I never write this blog with the idea that anyone actually is listening but my computer. But I suppose that's how cyberspace works. You put it out there and it's there. This blog is that silent listener for me. It's my horrendously underpaid psychiatrist.

Wednesday, August 14, 2013

Holding Out for Magic


Maybe just a week or so ago, I decided to pull my profile off of OKcupid and told my mom that I strongly felt that if I was going to meet someone, that it was going to be just living my day to day life. I feel like I have learned lately that anything can change very quickly. I'm not saying I fall fast or am being fickle, but rather that I am opening myself up for the potential that something that I might never expect in a million years could happen to me all of a sudden. 

And guys, it kinda did. 

On Monday night, a person I have not seen in at least six years walked through the doors of a theatre I wasn't even sure I was going to go to. We chatted, ended up going out for drinks with the cast, and then ended up on top of Mt. Tabor with a perfect view of the city with the intent to watch the Perseid meteor showers. 

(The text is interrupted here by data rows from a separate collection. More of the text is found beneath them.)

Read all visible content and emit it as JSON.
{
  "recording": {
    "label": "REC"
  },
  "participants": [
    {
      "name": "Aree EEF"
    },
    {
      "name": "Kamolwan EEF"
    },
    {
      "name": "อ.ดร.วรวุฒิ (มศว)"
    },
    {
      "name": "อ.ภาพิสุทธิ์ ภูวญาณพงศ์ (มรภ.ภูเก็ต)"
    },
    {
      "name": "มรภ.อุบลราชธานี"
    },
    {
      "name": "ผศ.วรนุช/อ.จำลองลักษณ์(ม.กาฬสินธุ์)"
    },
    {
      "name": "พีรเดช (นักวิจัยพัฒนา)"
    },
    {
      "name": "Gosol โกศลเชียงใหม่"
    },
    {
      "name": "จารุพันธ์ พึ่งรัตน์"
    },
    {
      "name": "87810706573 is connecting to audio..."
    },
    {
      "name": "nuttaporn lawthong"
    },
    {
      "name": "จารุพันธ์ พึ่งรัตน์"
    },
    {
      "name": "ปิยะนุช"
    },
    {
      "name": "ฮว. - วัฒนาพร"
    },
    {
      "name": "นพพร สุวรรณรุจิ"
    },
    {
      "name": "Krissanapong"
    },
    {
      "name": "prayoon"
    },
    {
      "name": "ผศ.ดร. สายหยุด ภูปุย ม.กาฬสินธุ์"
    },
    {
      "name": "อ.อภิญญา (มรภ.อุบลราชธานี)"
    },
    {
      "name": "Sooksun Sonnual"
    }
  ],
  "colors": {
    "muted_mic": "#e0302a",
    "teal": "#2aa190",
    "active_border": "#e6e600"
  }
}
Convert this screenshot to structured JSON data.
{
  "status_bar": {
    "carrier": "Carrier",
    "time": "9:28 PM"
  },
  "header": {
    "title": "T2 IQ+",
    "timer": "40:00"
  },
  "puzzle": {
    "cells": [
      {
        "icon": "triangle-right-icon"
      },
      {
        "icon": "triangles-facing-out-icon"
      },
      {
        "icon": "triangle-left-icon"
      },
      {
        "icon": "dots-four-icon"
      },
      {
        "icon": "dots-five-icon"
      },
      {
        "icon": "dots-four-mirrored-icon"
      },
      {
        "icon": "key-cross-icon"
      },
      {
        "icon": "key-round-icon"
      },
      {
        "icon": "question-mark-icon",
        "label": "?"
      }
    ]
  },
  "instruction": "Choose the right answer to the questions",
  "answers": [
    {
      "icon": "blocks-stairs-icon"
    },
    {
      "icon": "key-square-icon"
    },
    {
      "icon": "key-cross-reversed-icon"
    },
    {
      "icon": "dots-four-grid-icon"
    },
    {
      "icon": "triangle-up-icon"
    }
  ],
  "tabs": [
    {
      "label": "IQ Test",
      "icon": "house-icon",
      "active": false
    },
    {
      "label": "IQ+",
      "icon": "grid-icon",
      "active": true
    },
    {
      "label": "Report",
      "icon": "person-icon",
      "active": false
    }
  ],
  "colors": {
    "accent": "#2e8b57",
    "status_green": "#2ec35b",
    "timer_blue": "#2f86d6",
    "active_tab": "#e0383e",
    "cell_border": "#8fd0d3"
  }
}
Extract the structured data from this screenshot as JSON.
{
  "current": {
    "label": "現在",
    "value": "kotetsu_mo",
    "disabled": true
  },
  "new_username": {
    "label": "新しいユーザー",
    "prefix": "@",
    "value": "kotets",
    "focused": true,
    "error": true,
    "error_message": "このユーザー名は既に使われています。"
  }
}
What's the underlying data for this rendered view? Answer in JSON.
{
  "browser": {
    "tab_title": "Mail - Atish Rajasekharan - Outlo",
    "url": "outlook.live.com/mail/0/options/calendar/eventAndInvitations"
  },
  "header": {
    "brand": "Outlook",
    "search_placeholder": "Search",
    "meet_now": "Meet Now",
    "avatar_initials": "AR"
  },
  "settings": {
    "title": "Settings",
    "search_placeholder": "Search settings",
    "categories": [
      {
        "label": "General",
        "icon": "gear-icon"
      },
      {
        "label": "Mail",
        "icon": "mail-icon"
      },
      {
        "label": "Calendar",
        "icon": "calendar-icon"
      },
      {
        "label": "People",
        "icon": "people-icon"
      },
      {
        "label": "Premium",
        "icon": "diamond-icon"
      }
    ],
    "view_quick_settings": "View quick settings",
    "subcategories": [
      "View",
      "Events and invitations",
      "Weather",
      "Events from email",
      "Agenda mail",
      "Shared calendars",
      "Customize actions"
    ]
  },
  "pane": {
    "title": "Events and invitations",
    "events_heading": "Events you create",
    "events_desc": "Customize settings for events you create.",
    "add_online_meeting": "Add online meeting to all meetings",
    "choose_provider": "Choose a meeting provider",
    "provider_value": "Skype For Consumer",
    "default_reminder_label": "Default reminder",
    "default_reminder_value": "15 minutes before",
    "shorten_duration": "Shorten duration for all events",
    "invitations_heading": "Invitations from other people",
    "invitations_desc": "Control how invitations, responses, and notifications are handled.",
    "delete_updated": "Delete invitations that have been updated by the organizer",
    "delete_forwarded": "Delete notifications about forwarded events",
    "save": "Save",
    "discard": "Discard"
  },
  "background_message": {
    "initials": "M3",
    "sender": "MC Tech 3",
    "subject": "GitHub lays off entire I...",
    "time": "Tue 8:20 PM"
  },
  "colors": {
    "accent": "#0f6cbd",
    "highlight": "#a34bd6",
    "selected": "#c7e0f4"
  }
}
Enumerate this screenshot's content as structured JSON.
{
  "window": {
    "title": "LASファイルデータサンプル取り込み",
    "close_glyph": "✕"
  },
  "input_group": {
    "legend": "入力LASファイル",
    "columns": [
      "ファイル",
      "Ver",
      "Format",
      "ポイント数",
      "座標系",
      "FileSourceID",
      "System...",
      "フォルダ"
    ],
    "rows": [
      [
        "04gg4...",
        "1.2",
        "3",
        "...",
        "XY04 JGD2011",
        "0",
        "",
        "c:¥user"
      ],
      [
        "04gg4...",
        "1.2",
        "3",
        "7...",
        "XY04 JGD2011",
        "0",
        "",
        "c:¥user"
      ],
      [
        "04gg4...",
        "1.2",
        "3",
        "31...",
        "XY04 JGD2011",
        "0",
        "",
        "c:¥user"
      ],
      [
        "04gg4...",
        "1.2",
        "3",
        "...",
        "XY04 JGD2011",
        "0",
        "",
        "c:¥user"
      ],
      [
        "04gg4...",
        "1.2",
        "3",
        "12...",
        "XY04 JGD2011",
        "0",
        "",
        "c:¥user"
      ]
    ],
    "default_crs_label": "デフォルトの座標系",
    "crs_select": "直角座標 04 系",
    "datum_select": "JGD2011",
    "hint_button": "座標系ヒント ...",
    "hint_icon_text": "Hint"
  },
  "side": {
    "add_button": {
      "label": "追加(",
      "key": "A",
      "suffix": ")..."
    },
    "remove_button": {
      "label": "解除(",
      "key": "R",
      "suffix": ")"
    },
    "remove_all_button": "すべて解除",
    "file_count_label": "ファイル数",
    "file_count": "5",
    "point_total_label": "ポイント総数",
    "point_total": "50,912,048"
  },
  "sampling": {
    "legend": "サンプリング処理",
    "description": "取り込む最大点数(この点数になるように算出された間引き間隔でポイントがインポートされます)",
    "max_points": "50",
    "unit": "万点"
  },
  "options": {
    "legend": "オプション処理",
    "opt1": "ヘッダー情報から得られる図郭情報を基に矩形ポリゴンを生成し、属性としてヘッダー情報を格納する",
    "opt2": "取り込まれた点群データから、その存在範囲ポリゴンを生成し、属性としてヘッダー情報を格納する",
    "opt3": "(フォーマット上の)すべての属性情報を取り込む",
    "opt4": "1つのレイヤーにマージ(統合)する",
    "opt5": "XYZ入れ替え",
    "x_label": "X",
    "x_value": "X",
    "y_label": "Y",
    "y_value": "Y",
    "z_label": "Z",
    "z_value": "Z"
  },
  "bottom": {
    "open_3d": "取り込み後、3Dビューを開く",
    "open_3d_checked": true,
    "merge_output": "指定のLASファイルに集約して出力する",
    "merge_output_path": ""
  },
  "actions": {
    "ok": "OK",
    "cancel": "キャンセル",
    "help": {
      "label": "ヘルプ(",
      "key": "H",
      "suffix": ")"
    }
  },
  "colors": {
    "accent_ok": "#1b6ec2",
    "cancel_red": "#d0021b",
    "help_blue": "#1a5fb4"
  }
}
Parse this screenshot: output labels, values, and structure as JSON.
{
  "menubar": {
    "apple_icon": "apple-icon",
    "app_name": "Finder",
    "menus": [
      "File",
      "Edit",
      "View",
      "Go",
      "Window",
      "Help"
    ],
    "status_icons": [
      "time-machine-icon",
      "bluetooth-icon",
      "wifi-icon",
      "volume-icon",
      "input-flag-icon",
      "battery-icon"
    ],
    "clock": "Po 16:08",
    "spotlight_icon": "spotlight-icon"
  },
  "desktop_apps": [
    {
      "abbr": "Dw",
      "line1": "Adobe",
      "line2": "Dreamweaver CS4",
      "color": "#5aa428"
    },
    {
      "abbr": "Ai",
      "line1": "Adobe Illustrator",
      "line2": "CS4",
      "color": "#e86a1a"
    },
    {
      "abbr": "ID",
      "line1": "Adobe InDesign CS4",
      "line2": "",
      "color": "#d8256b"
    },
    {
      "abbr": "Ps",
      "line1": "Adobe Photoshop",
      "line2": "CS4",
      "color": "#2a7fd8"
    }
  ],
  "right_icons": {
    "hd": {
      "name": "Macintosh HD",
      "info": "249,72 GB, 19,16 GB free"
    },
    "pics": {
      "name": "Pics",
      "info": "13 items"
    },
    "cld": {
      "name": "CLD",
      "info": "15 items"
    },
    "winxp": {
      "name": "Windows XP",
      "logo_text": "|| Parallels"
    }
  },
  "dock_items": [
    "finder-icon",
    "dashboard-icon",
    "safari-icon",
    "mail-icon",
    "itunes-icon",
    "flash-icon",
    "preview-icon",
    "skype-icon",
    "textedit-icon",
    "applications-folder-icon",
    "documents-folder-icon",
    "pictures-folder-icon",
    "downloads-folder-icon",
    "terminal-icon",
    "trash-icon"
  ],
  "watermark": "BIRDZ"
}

All I could think of that night, and even now, is that, somehow I was right. Things can change so quickly. And if someone is going to fall for me, they aren't going to fall for me overnight or on a profile, but they will fall because they can see the real and true me. And I think that happened Monday night. 

I only saw one meteor that night. It was after we had packed up and we getting ready to walk back down the dark mountain to the car and I saw it streak across the sky. I got my wish.